Le meilleur traitement, le cas échéant, dépend de vos symptômes, de leur impact sur votre vie et des facteurs de risque que vous pourriez avoir. Welch est actuellement sur l'hormonothérapie et un GLP-1, et la combinaison fonctionne pour elle. «J'ai l'impression de pouvoir être un humain plus productif, et probablement un humain plus agréable», dit-elle. La réflexion sur son âge et ses symptômes la fait parfois penser à sa maman, qui, à 40 ans, a connu des fluctuations de poids et des changements d'humeur, tout comme Welch.

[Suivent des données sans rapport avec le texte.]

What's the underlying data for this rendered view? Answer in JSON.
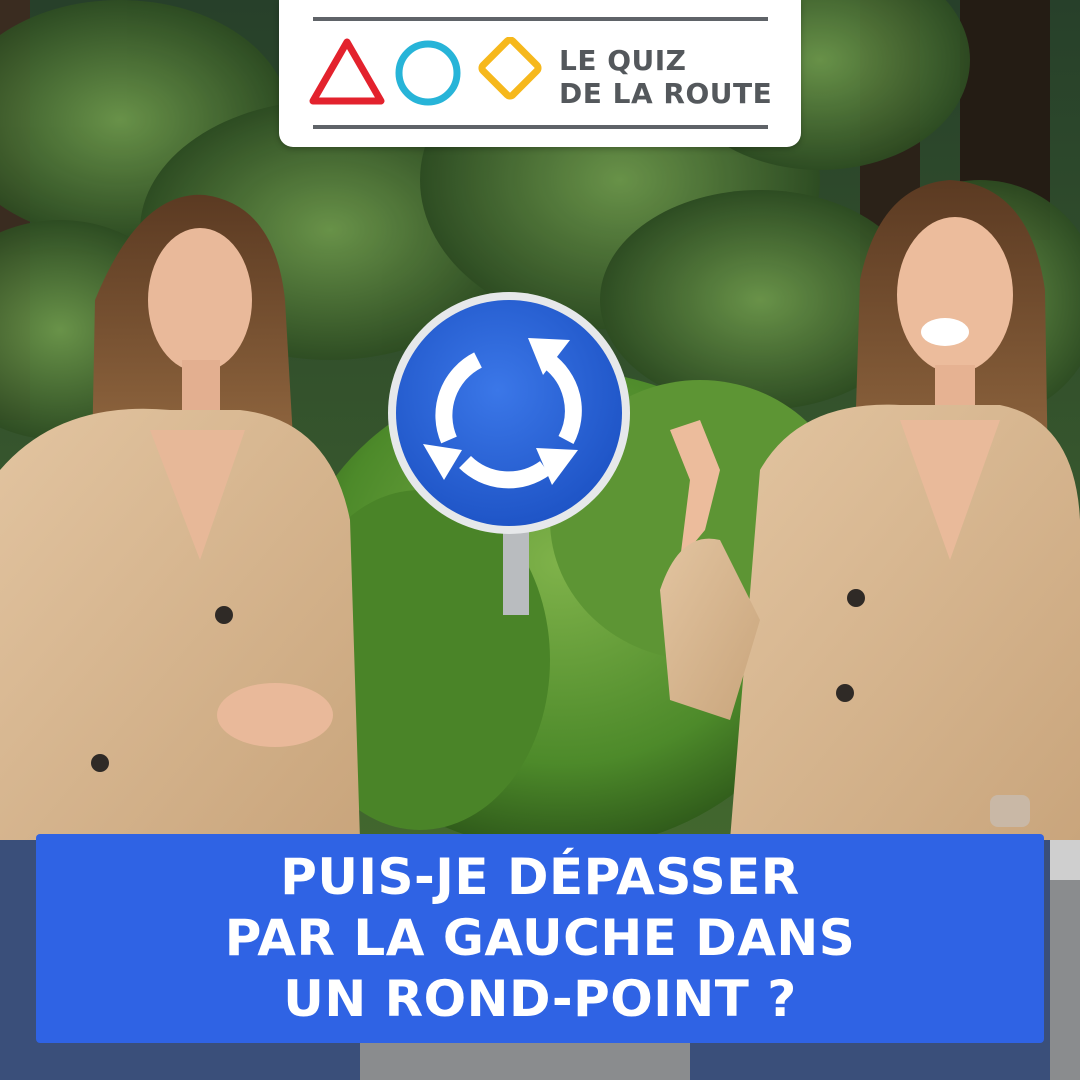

Sa maman n'a peut-être pas eu la parole de décrire ce qui se passait avec elle, mais elle a souligné pour soulager l'importance de parler pour vous-même. «Je veux juste que les femmes – et n'importe qui, en fait – continuent de se défendre dans l'espace de santé», explique Welch. «J'ai tellement de chance que j'ai eu une maman qui avait une approche de prise de prison. Cela m'a vraiment inculqué cette même attitude.»


Cette histoire apparaît dans le numéro de l'été 2025 de Women's Health.